Amazon is ensuring Amazon Fresh brick-and-mortar stores and online deliveries both meet localized customer demand.
Amazon Fresh, a high-tech grocery concept that will soon encompass seven physical stores and also provides fresh product in as little as one to two hours in many parts of the country, offers tens of thousands of products. The Amazon Fresh assortment includes a complete grocery selection, as well as everyday essentials, gifts, and other items.
As detailed in a recent post on the Amazon Science blog, Amazon is developing machine learning models to enhance the Amazon Fresh shopping experience across channels. As part of this mandate, the Amazon Fresh team develops forecasting models, which are critical for grocery products with a limited shelf life.
Amazon Fresh’s suppliers include manufacturers, distributors, and local farmers. To maintain high in-stock selection while also ensuring minimum waste, the retailer must ensure that it purchases products from suppliers with the most relevant selection and optimal delivery times. Scientists at Amazon have developed time series models to enable the Amazon Fresh vendor-selection system to arrive at purchasing decisions in an automated way. The algorithm seeks to continually help Amazon Fresh customers gain access to the highest-quality products at the lowest possible price.
The Amazon Fresh forecasting models try to determine what the demand for a particular product will be in a particular marketplace at a certain moment in time. The models allow the company to determine which vendor to buy a product from while taking factors like quality, shipping times, and price into account. The Amazon Elastic Map Reduce (EMR) cloud-based service processes large amounts of data from multiple inputs on the supply and demand side.
Amazon EMR offers built-in machine learning tools, including Apache Spark MLlib, TensorFlow, and Apache MXNet, to create and customize predictive analytics toolsets. In-house-developed forecasting models have helped Amazon Fresh improve inventory availability by 15% after the outbreak of COVID-19.

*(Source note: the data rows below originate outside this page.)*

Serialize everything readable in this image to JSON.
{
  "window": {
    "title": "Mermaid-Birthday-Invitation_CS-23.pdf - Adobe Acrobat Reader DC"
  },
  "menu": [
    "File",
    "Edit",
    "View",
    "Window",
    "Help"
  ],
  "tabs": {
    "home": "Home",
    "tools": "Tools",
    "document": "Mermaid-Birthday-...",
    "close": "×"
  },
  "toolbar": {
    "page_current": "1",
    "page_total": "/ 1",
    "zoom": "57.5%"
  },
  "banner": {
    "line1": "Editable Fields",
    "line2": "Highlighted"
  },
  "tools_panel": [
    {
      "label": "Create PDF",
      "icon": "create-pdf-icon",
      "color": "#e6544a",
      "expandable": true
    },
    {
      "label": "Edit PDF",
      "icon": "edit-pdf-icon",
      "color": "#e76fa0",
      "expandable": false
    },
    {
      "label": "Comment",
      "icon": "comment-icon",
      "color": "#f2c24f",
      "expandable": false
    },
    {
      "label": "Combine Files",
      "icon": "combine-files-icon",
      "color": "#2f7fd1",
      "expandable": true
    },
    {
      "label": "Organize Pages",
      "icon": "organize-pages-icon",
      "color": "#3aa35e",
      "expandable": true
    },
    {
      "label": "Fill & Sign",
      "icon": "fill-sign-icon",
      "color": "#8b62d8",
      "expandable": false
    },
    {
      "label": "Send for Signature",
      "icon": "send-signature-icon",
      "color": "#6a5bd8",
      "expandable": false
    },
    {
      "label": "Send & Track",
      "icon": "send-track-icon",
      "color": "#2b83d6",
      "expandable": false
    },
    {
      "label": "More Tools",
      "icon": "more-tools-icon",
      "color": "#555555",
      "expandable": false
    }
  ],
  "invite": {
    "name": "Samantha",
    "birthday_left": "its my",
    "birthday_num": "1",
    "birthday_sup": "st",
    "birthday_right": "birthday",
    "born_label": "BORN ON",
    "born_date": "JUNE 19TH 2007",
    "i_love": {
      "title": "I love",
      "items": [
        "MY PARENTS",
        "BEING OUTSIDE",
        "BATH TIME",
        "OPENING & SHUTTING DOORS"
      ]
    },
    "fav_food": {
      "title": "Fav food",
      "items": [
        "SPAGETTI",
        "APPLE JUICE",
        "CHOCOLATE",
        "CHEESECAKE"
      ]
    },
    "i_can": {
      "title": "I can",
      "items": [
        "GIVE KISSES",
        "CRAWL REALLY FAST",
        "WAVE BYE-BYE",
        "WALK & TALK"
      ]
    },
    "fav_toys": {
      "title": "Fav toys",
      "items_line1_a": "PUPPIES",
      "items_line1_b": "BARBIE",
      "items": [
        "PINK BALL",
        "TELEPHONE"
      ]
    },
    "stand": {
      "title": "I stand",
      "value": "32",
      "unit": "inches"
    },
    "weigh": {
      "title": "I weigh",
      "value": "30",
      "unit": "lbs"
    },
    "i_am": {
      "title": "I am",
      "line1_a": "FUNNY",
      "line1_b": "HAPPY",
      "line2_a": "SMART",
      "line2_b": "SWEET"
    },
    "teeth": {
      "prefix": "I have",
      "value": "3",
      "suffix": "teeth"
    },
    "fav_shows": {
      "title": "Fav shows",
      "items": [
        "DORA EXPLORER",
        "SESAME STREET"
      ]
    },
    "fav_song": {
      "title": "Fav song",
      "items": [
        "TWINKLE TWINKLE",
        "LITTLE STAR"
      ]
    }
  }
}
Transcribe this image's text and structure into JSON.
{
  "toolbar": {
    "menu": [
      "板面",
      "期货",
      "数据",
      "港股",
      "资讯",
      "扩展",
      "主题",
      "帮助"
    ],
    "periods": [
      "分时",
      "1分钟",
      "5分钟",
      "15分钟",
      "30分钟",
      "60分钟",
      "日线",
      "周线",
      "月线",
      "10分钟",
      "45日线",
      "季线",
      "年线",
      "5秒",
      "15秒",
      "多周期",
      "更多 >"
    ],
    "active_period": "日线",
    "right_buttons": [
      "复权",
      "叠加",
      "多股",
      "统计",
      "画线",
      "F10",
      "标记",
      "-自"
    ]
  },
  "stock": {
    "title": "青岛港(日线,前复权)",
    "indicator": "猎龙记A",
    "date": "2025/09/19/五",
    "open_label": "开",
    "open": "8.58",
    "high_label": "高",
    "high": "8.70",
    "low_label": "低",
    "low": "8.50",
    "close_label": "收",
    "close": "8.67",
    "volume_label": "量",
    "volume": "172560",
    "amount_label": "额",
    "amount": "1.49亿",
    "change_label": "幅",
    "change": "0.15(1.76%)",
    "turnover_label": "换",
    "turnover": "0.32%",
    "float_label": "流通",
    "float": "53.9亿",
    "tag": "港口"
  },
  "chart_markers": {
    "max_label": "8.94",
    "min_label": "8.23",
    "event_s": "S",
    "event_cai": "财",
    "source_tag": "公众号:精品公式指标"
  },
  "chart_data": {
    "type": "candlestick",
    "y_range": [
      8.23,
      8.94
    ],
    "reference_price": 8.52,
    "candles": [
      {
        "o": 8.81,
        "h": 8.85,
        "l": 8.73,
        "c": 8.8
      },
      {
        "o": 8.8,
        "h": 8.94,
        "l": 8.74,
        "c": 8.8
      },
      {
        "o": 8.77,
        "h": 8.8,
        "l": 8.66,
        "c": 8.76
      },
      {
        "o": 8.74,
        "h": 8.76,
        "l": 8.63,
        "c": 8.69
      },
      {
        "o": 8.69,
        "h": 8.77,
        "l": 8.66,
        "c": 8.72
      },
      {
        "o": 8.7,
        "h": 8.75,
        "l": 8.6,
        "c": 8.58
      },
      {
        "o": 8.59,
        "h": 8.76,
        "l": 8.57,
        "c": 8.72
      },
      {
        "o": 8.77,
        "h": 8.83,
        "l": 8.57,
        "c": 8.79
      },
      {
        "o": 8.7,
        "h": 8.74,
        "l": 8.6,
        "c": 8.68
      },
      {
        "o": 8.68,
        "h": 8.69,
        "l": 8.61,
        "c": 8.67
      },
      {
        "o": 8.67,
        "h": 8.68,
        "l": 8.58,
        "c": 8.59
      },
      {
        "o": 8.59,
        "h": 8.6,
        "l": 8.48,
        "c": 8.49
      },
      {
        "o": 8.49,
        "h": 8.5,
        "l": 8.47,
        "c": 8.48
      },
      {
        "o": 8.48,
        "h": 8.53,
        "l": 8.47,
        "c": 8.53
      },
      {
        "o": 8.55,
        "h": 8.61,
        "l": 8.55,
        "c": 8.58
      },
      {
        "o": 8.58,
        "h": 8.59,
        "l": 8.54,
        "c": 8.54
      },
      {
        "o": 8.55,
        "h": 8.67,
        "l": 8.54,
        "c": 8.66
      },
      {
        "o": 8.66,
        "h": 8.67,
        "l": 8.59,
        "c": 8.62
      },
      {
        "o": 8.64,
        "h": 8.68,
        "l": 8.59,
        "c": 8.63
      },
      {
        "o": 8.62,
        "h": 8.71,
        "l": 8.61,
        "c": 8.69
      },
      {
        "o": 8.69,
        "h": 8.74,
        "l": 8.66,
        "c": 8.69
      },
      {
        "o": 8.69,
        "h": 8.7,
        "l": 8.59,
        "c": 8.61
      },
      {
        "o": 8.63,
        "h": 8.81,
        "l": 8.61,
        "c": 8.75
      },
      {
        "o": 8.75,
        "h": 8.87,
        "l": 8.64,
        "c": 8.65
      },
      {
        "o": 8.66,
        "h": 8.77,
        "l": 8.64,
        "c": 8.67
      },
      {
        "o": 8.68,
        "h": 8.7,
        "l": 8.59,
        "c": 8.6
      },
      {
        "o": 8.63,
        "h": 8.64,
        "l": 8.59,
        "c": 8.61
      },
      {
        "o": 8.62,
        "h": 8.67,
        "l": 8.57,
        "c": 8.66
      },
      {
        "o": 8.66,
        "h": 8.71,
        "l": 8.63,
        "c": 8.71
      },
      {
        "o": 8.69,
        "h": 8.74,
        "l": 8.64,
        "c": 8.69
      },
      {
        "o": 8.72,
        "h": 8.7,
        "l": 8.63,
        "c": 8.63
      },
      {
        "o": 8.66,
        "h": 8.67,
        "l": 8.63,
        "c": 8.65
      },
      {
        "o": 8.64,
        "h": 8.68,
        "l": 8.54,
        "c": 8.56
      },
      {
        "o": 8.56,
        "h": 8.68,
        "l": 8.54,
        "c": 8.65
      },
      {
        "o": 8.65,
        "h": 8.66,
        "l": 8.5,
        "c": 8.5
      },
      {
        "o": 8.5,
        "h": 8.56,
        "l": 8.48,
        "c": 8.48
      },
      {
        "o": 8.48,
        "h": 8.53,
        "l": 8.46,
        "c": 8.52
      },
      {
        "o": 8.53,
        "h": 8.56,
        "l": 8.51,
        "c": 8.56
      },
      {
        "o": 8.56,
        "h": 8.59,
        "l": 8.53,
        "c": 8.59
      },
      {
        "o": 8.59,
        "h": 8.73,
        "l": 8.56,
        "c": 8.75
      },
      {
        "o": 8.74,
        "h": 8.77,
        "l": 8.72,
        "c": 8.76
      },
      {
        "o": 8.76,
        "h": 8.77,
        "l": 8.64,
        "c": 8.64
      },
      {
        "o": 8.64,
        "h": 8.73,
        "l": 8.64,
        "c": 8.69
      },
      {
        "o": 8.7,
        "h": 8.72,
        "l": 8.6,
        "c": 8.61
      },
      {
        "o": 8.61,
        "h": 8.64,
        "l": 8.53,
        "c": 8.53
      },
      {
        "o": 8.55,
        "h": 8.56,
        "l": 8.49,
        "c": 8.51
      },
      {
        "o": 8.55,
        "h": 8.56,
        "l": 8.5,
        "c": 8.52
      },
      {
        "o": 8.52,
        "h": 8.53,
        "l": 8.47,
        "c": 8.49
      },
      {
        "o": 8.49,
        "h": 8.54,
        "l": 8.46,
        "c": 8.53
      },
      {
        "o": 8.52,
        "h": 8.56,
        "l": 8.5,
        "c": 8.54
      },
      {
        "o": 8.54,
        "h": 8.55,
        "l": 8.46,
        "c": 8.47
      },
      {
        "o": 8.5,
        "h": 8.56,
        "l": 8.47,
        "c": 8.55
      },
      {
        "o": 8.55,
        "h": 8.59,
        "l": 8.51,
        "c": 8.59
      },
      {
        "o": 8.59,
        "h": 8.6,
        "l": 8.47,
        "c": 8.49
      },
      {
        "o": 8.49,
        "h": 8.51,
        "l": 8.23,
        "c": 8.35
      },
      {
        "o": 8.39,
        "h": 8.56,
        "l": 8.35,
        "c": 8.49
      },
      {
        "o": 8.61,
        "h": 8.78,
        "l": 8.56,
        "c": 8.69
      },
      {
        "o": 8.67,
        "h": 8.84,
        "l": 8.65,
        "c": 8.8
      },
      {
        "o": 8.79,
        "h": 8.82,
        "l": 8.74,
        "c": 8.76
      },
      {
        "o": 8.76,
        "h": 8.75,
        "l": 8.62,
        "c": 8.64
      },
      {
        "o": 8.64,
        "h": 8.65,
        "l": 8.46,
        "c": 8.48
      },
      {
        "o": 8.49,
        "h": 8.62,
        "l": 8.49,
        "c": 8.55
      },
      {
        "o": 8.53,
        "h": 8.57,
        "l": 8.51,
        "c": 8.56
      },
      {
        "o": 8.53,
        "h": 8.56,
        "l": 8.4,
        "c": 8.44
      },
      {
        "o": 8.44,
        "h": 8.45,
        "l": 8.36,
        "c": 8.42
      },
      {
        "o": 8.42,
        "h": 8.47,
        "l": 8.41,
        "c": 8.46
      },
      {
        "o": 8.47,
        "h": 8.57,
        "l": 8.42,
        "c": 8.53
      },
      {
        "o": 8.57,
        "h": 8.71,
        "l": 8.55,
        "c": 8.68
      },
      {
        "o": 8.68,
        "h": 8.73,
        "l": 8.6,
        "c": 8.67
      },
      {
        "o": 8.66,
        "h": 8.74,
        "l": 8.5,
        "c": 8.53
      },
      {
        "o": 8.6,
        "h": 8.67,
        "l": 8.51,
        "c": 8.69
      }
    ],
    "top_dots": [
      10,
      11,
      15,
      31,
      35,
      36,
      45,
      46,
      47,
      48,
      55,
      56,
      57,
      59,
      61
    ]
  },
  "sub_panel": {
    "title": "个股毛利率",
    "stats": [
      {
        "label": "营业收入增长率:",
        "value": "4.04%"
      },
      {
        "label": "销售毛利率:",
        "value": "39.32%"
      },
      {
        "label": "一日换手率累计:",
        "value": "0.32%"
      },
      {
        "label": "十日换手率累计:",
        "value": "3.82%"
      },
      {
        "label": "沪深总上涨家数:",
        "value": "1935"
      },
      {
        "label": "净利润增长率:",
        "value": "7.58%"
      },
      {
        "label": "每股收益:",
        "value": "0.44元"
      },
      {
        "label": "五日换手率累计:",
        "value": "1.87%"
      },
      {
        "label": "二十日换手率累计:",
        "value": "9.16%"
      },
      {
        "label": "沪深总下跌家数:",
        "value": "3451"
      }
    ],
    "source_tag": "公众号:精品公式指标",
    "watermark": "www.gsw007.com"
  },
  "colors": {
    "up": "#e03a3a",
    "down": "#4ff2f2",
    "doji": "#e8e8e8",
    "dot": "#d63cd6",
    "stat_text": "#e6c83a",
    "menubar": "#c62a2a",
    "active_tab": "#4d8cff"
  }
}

To deal with the high likelihood that grocery shoppers will seek product substitutions when a first choice is out of stock, a machine learning model generates pairings between different products. The model assigns a rank to each pairing, using human opinion as a source of training data. This approach allows Amazon Fresh to analyze the rankings between different pairings, and recommend the most apt substitutions.
Machine learning also helps Amazon Fresh automatically detect mismatches between key product attributes and correcting them. In addition to uncovering pricing anomalies, machine learning models can help differentiate between a can of soda as compared to a six pack for the same brand, and also identify mismatches between product images and titles.
“Just like any other team at Amazon, we are taking a customer-centric approach to this challenge,” said Wei Gao, Amazon VP grocery, product, and supply chain. “We want to anticipate our customers’ needs, so that grocery shopping is simple and convenient. The work of our scientists is helping us achieve that mission.”